For all its high-minded, energy-efficient design, Hall and Dorval’s home does not sacrifice beauty and comfort. Within those high vaulted spaces are child-friendly play areas, a newly installed kitchen, and cozy places to read, watch TV, or play music. There are expansive views throughout the home of the surrounding woods and salt marshes. Interior plaster walls are finished in lovely, gently mottled shades of terra cotta and red.
“When we visited Dave’s brother in Rome, I fell in love with the Venetian plaster I saw,” says Dorval, a clinical social worker who specializes in therapy work with children and families. “But when I tried to replicate it with paint, it looked awful and flat. This process puts pigments right into the plaster.”
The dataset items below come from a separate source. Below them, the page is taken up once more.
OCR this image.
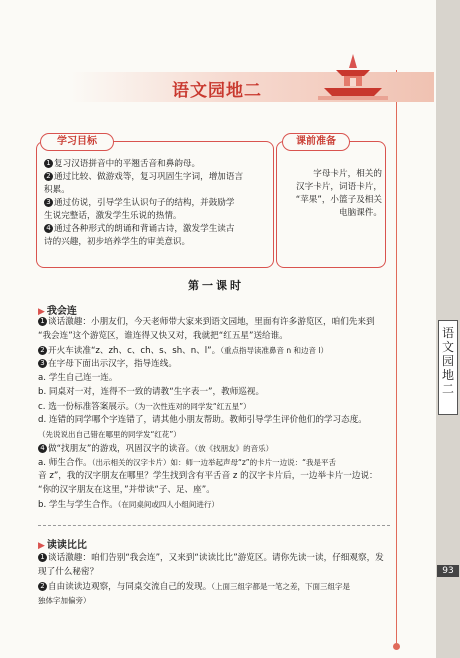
语文园地二
93
语文园地二
学习目标
1 复习汉语拼音中的平翘舌音和鼻韵母。
2 通过比较、做游戏等，复习巩固生字词，增加语言
积累。
3 通过仿说，引导学生认识句子的结构，并鼓励学
生说完整话，激发学生乐说的热情。
4 通过各种形式的朗诵和背诵古诗，激发学生读古
诗的兴趣，初步培养学生的审美意识。
课前准备
字母卡片，相关的
汉字卡片，词语卡片，
“苹果”，小篮子及相关
电脑课件。
第一课时
▶ 我会连
1 谈话激趣：小朋友们，今天老师带大家来到语文园地，里面有许多游览区，咱们先来到
“我会连”这个游览区，谁连得又快又对，我就把“红五星”送给谁。
2 开火车读准“z、zh、c、ch、s、sh、n、l”。（重点指导读准鼻音 n 和边音 l）
3 在字母下面出示汉字，指导连线。
a. 学生自己连一连。
b. 同桌对一对，连得不一致的请教“生字表一”，教师巡视。
c. 选一份标准答案展示。（为一次性连对的同学发“红五星”）
d. 连错的同学哪个字连错了，请其他小朋友帮助。教师引导学生评价他们的学习态度。
（先说说出自己错在哪里的同学发“红花”）
4 做“找朋友”的游戏，巩固汉字的读音。（放《找朋友》的音乐）
a. 师生合作。（出示相关的汉字卡片）如：师一边举起声母“z”的卡片一边说：“我是平舌
音 z”，我的汉字朋友在哪里？学生找到含有平舌音 z 的汉字卡片后，一边举卡片一边说：
“你的汉字朋友在这里，”并带读“子、足、座”。
b. 学生与学生合作。（在同桌间或四人小组间进行）
▶ 读读比比
1 谈话激趣：咱们告别“我会连”，又来到“读读比比”游览区。请你先读一读，仔细观察，发
现了什么秘密？
2 自由读读边观察，与同桌交流自己的发现。（上面三组字都是一笔之差，下面三组字是
独体字加偏旁）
The hardest part, she says, was etching the concrete radiant-heated floor with its colorful stain. “Only because we did it after we’d moved in, it took two days to get the sealer off the concrete. If you do it when the concrete is poured, it’s easy.” The beautiful range of colors in the stain comes from the minerals in Miracle Grow, which she poured into the mix. “We didn’t know how it was going to look until the floor cured.”
Now that the 3,200-square-foot wood-and-steel building is finished, there’s only one thing she would change. “We don’t really need so much space,” she says. “But it’s great for the kids-they can run, play, skateboard, and roller skate inside.”
Her husband, on the other hand, constantly works to refine their green home. “Energy has always fascinated me, ever since I was a kid,” he says. “I still remember how I used to admire the way the south side of an element was cozy when the sun was out, even here in New England. I used to build snow forts with south-facing entries.”
His latest experiment in solar-heated comfort is to extend the water tubes that provide under-floor radiant heat. “When you sit in your living room in the winter, where do you really need the heat?” Hall asks rhetorically. “Where you sit, that’s where,” he answers triumphantly. “We just ran some of those heating tubes under the sofa cushions. They should make for a very comfortable winter.”